The five Transition Committee members in attendance agreed that one of the Lanesborough residents on the seven-person committee should immediately make a motion on the floor of town meeting to amend the appropriation to the district upward by the $112,000 figure.
 
"The school community in the Town of Lanesborough is well informed and passionate about supporting education," Transition Committee member Carolyn Greene, a resident of Williamstown, noted.
 
Lanesborough resident and Transition Committee member Al Terranova used Thursday's meeting to address the tone of the most recent Lanesborough Finance Committee meeting.
 
"A charge was made by [Fin Comm Chairman] Ray Jones," Terranova said. "He singled out two people, [LES Committee Chairwoman and Transition Committee member] Regina DiLego and our superintendent [Kimberley Grady]," Terranova said. "He implied they misled or lied to the Finance Committee by saying that if New Ashford agreed to come that we would give $112,000 back to Lanesborough.
 
"We have many times explained to the Finance Committee that the tuition contract is between the regional school district and New Ashford. Lanesborough is not a party to that contract. … The chair of the Finance Committee keeps believing it's his authority to determine what to do with that money.
 
"This is not an issue to be renegotiated. We determine the school budget.

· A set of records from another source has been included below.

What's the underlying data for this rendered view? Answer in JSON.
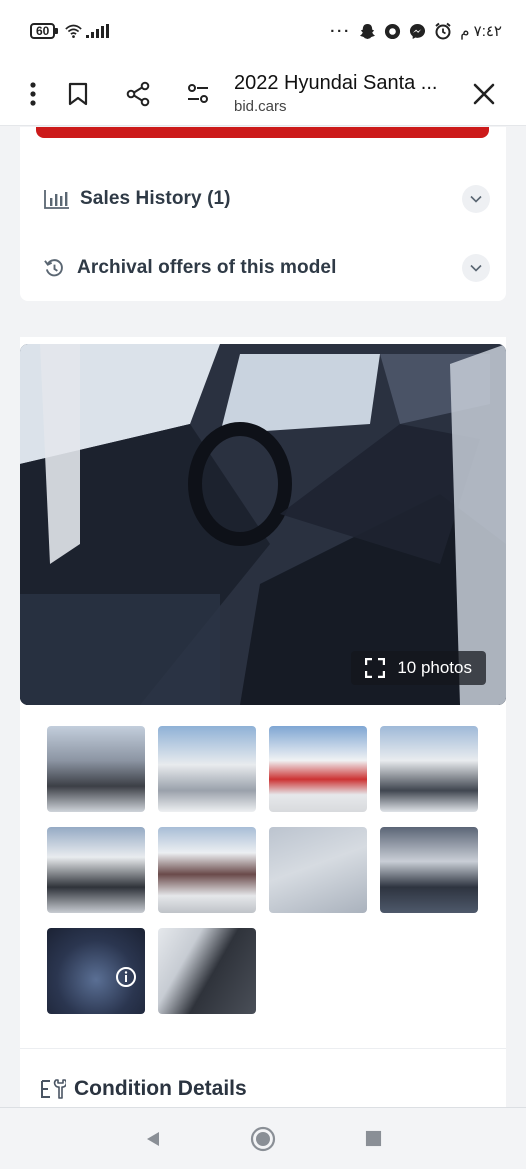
{
  "status_bar": {
    "battery": "60",
    "time": "٧:٤٢ م"
  },
  "toolbar": {
    "title": "2022 Hyundai Santa ...",
    "site": "bid.cars"
  },
  "sections": {
    "sales_history": "Sales History (1)",
    "archival_offers": "Archival offers of this model"
  },
  "gallery": {
    "photos_label": "10 photos",
    "thumbnail_count": 10
  },
  "condition": {
    "label": "Condition Details"
  },
  "colors": {
    "accent_red": "#cc1a1a",
    "text_dark": "#2f3a46",
    "chevron_bg": "#eef0f3"
  }
}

We present the school budget, and the town votes on it."
 
Lanesborough Elementary School came up in a completely different context on Thursday evening as Superintendent Grady asked the committee's blessing for the successful candidate of the school's principal search.
 
Michelle Pete was offered a three-year contract after being selected by a search committee that included members of the Lanesborough School Council, faculty and administration.
 
"She has been an assistant principal in Chicopee in two of their elementary schools," Grady said. "She came with great recommendations for the work she's done."
 
In other business on Thursday, the Transition Committee discussed a potential new location for the regional district's central office. After recently hearing an estimate for the cost of building a new office on the Mount Greylock grounds, officials took one more try to find existing space it can convert to offices for Grady and her staff, who will need to vacate Mount Greylock on June 25.
 
Bergeron reported that the district is in the beginning stages of evaluating space in the west wing of Williamstown's David and Joyce Milne Public Library. The space in question currently is occupied by the Friends of the Library, who use it stage its annual spring used book sale, and part of the space (formerly the Williamstown Historical Museum) has been planned to be used by Goodwill of the Berkshires.
 
Bergeron said the district does not know for sure how much it would cost to renovate the museum space and turn it into the office spaces the district office would need. And it is unknown at this point whether there would be enough cost savings versus building the offices at Mount Greylock as part of a larger structure that would include storage space, a wax room for the school's cross country ski team and a concession stand for the athletic fields.